しかし、国境には木曽川が流れ、稲葉山城は険しい山の上にそびえています。正面から力攻めを続けるだけでは、簡単に攻略できません。

そこで重要になったのが、斎藤家の内部を切り崩す調略です。

秀吉は戦場で槍を振るうだけでなく、敵方の武将と交渉し、味方へ引き入れる役割を担ったと考えられています。

豊臣兄弟の強みは、合戦だけでは測れないところにあったのです。美濃攻略戦で、2人がどのような活躍をしたのか見ていきましょう!

信長はなぜ美濃攻略に苦戦したのか?

あけぼの

信長の美濃攻略は一筋縄ではいかず、木曽川を挟んだ攻防と外交戦が、何年にもわたって繰り返されたのですよ。

信長が美濃へ本格的に進出し始めた頃、同国を支配していたのは斎藤道三の子・義龍でした。

道三は信長の岳父でしたが、1556年の長良川の戦いで義龍に敗れて命を落とします。信長は道三を助けようと出陣したものの間に合わず、その後は義龍との緊張関係が続きました。

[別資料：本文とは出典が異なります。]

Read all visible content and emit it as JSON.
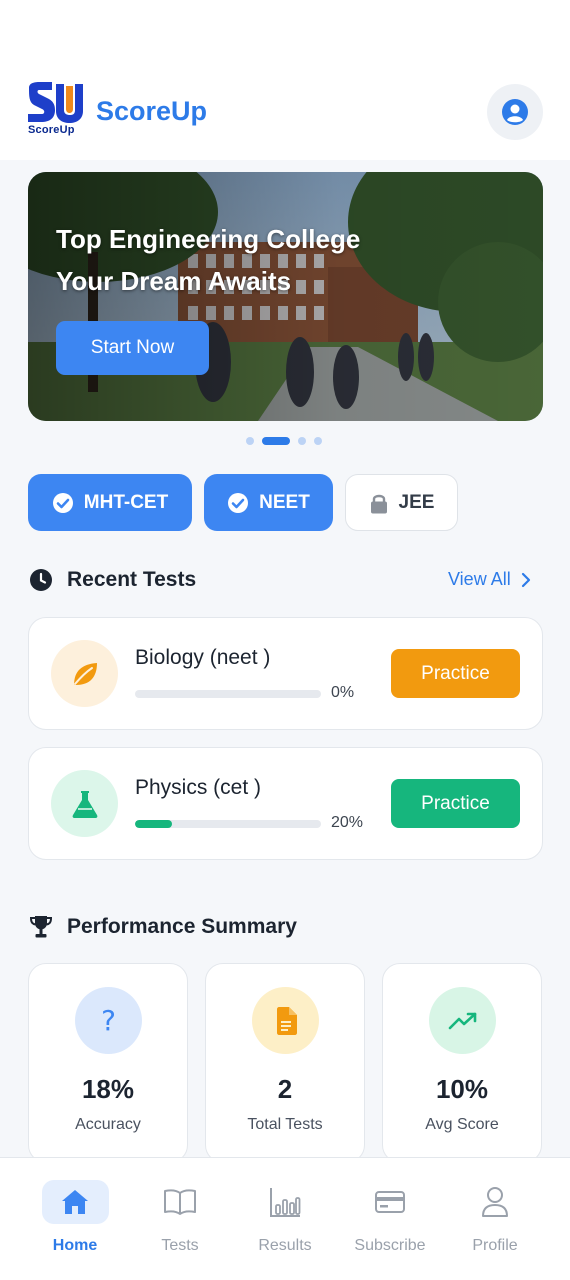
{
  "app": {
    "title": "ScoreUp",
    "logo_text": "ScoreUp",
    "logo_mark": "SU"
  },
  "header": {
    "profile_icon": "user-circle-icon"
  },
  "banner": {
    "line1": "Top Engineering College",
    "line2": "Your Dream Awaits",
    "button_label": "Start Now",
    "carousel_total": 4,
    "carousel_active": 2
  },
  "exam_chips": [
    {
      "label": "MHT-CET",
      "state": "selected",
      "icon": "check-circle-icon"
    },
    {
      "label": "NEET",
      "state": "selected",
      "icon": "check-circle-icon"
    },
    {
      "label": "JEE",
      "state": "locked",
      "icon": "lock-icon"
    }
  ],
  "recent_tests": {
    "title": "Recent Tests",
    "view_all": "View All",
    "items": [
      {
        "name": "Biology (neet )",
        "progress": 0,
        "progress_label": "0%",
        "button": "Practice",
        "icon": "leaf-icon",
        "accent": "#f29a0f",
        "icon_bg": "#fdf0dc"
      },
      {
        "name": "Physics (cet )",
        "progress": 0.2,
        "progress_label": "20%",
        "button": "Practice",
        "icon": "flask-icon",
        "accent": "#16b67d",
        "icon_bg": "#dcf6ea"
      }
    ]
  },
  "performance": {
    "title": "Performance Summary",
    "stats": [
      {
        "value": "18%",
        "label": "Accuracy",
        "icon": "question-icon",
        "icon_bg": "#dbe8fc",
        "icon_color": "#3d86f2"
      },
      {
        "value": "2",
        "label": "Total Tests",
        "icon": "document-icon",
        "icon_bg": "#fdefc7",
        "icon_color": "#f29a0f"
      },
      {
        "value": "10%",
        "label": "Avg Score",
        "icon": "trending-up-icon",
        "icon_bg": "#d8f5e6",
        "icon_color": "#16b67d"
      }
    ]
  },
  "nav": {
    "items": [
      {
        "label": "Home",
        "icon": "home-icon",
        "active": true
      },
      {
        "label": "Tests",
        "icon": "book-icon",
        "active": false
      },
      {
        "label": "Results",
        "icon": "bar-chart-icon",
        "active": false
      },
      {
        "label": "Subscribe",
        "icon": "credit-card-icon",
        "active": false
      },
      {
        "label": "Profile",
        "icon": "user-icon",
        "active": false
      }
    ]
  },
  "colors": {
    "primary": "#3d86f2",
    "brand_text": "#2d7be8",
    "warning": "#f29a0f",
    "success": "#16b67d"
  }
}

斎藤軍は尾張へ攻め込むこともあり、信長にとって手強い相手でした。

1561年に義龍が急死すると、若い斎藤龍興が家督を継ぎます。信長はこれを好機と見て美濃への攻勢を強めますが、稲葉山城の守りは堅く、家臣団もなお健在でした。

さらに、木曽川を渡って軍勢や物資を送り込むには、敵地に橋頭堡となる拠点を築かなければなりません。

信長は小牧山城へ本拠を移し、東美濃の諸勢力を味方につけながら、少しずつ斎藤家の支配を崩していくのでした。

秀吉は西美濃三人衆を寝返らせたのか?

あけぼの

秀吉の得意分野は「調略」です。敵を味方に寝返らせ、戦う前に勝つ算段を立てていたのですよ。

美濃攻略で重要な転機となったのが、西美濃三人衆と呼ばれる稲葉良通氏家直元安藤守就の離反です。彼らはいずれも斎藤家を支える有力武将で、三人が信長方へ転じたことで斎藤龍興は大きな打撃を受けました。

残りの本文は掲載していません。